Another Tragic Death
Fr. John Lalor was spared that day, because he had to be away from the convento. His death later was equally tragic in that was caused by “friendly fire” from the relieving American forces. I quote from the first hand account of an eyewitness to his last hours, one Pedro Picornell, who wrote a moving account of the Remedios Hospital in Malate, which was under the direct care of Fr. Lalor during the years of Japanese Occupation. His booklet, The Remedios Hospital in Malate – A Saga of Malate, recounts the tragic events of one of the final days of war. Tuesday, February 13, 1945, Fr. John Lalor spent most of the day in and about the Remedios Hospital in Malate... ”treating the wounded of the previous day... moved around the wounded, consoling them and giving absolution. It must have been late afternoon when Fr. Lalor and (Dr.) Tony Lahorra and a few of the volunteers came out, and sat with their backs to the wall, just under the window of the administrator office. Everybody was exhausted. We had gone a few paces when I heard the whistle of a shell and threw myself on the ground. Then shell after shell followed, hitting the hospital and the crowded courtyard, for unending minutes, as shrapnel and bits of bodies flew all over the place. I do not know how long the barrage lasted but it stopped as suddenly as it started...”

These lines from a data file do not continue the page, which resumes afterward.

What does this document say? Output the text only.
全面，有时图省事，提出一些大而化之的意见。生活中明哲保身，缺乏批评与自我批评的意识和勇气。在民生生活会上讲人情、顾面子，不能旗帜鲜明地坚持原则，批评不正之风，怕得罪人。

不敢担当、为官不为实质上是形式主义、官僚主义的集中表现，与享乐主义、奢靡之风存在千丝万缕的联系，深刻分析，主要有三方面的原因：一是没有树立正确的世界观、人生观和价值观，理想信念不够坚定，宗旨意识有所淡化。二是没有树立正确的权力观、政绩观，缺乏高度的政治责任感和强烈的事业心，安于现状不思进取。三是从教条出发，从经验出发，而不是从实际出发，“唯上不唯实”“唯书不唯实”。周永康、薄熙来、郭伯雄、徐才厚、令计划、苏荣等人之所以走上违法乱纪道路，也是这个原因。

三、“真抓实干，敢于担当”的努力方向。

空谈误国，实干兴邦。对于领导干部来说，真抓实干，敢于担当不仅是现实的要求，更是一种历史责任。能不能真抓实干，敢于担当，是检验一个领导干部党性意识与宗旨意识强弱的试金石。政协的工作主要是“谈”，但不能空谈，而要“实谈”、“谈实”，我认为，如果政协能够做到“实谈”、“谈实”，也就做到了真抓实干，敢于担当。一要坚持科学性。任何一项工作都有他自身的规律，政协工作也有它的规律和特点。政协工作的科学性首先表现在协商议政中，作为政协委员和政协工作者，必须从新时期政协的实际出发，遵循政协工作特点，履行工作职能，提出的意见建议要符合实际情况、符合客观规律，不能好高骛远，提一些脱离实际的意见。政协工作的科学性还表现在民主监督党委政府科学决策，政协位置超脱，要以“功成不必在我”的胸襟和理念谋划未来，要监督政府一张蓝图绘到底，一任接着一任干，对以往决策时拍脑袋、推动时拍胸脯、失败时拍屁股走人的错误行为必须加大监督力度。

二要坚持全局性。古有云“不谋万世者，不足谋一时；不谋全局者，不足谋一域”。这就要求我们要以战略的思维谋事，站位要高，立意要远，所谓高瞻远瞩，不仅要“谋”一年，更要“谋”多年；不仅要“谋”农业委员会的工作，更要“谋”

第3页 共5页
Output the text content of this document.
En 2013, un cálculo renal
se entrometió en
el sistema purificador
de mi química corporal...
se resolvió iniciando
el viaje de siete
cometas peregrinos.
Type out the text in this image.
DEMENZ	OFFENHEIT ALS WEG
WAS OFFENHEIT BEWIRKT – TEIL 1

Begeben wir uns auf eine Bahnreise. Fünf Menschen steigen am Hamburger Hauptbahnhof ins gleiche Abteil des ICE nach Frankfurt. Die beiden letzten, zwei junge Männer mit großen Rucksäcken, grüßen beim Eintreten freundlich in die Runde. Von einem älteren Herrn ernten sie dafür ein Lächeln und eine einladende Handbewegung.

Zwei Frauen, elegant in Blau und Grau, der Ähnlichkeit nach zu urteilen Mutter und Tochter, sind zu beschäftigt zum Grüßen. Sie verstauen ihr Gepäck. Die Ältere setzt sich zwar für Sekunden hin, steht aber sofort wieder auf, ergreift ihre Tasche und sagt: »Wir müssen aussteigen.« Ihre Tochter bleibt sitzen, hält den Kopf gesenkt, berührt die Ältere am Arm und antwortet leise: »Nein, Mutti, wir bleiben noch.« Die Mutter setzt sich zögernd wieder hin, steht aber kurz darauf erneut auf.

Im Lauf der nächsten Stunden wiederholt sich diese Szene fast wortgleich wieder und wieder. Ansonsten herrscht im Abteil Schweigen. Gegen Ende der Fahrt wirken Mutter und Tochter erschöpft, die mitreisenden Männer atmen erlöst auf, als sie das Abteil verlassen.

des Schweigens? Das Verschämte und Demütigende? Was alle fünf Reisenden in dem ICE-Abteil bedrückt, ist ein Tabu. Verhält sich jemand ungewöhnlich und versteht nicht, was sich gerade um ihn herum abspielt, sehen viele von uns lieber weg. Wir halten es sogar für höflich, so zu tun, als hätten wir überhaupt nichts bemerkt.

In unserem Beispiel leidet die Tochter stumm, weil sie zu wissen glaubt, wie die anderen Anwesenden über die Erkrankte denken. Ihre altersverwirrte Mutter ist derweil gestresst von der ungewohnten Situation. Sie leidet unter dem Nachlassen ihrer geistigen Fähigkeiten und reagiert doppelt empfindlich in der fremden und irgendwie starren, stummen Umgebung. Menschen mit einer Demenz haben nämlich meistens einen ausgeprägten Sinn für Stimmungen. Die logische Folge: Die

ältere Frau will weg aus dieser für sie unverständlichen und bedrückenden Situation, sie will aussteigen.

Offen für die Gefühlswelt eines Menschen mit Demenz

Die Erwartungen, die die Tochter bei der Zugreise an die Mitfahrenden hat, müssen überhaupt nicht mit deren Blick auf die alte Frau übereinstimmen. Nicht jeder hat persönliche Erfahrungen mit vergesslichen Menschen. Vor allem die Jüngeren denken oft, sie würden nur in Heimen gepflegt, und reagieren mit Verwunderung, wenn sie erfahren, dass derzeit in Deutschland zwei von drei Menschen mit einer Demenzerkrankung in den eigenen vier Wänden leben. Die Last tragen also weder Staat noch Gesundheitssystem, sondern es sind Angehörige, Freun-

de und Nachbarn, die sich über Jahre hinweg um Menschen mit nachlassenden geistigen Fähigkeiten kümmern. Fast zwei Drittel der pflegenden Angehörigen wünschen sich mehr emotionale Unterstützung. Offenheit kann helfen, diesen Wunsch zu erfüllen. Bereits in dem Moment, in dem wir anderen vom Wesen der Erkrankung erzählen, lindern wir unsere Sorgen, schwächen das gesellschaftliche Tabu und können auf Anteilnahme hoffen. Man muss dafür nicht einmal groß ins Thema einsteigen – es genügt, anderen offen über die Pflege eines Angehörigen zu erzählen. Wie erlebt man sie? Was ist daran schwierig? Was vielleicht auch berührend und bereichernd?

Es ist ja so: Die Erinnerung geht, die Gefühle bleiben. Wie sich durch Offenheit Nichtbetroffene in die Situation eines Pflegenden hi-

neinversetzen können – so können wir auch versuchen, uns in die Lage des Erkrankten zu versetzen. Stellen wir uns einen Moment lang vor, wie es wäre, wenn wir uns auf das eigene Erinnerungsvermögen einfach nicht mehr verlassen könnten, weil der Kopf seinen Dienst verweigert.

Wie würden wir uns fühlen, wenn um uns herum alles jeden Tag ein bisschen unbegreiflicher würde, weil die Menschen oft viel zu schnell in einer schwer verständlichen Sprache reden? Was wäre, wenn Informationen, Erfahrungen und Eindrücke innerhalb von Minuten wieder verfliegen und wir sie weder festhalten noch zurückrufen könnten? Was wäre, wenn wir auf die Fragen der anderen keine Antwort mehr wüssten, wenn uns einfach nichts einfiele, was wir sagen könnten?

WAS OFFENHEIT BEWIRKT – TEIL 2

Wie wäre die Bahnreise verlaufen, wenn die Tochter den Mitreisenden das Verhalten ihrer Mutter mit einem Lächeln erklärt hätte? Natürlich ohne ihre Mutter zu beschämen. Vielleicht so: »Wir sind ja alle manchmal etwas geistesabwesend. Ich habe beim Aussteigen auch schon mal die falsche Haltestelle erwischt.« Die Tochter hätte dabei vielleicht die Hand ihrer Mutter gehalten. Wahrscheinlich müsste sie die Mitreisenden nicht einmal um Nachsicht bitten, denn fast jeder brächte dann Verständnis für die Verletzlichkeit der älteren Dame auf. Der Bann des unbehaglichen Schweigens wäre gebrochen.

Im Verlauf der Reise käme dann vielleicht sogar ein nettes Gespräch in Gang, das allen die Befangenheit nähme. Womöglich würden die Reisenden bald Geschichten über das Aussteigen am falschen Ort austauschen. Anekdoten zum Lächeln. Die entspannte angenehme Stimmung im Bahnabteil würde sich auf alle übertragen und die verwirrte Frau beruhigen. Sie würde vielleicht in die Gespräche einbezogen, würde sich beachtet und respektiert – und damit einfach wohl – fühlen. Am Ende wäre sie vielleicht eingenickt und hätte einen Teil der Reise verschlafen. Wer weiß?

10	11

... “Some five meters away I saw the bodies of Fr. John Lalor and Dr. Tony Lahorra sitting on the ground with their backs (still) against the wall. They were not mangled – a shell hit the wall a meter or two above them, and they had been killed by the concussions... The courtyard was a scene of complete chaos, the dead and wounded were everywhere, among bits of push carts and personal belongings...”
“Later, burial parties led by a group of Jesuits Scholastics went to Remedios Hospital (corner Mabini – San Andres) to bury the dead...”
Reburied in Malate
“Father John Lalor was buried in front of the Grotto of Our Lady of Lourdes, in the courtyard. Many years later, his remains were transferred, and they now rest in a niche in the walls of the Malate Catholic Church.” [The Remedios Hospital – A Malate Saga, No. 64]
They Were Great People
My own memory of the story of the events leading to the death of Fr. Lalor would corroborate the above. A Mill Hill missionary priest, whose name escape me, and who had just been released from imprisonment in Santo Tomas, was one of the first to verify the death of Father Lalor. Grief abounded in the parish of Malate, not only for the priests who had been killed, but for the countless other civilians who lost their lives in the cruel days, towards the end of the Japanese Occupation and the liberation of Manila. With hindsight of 50 years, I marvel at the courage, composure and dedication of our Malate Martyrs and all other wonderful people who suffered and died in the loving service of their fellow men and women towards the end of the war. It is good that they be remembered.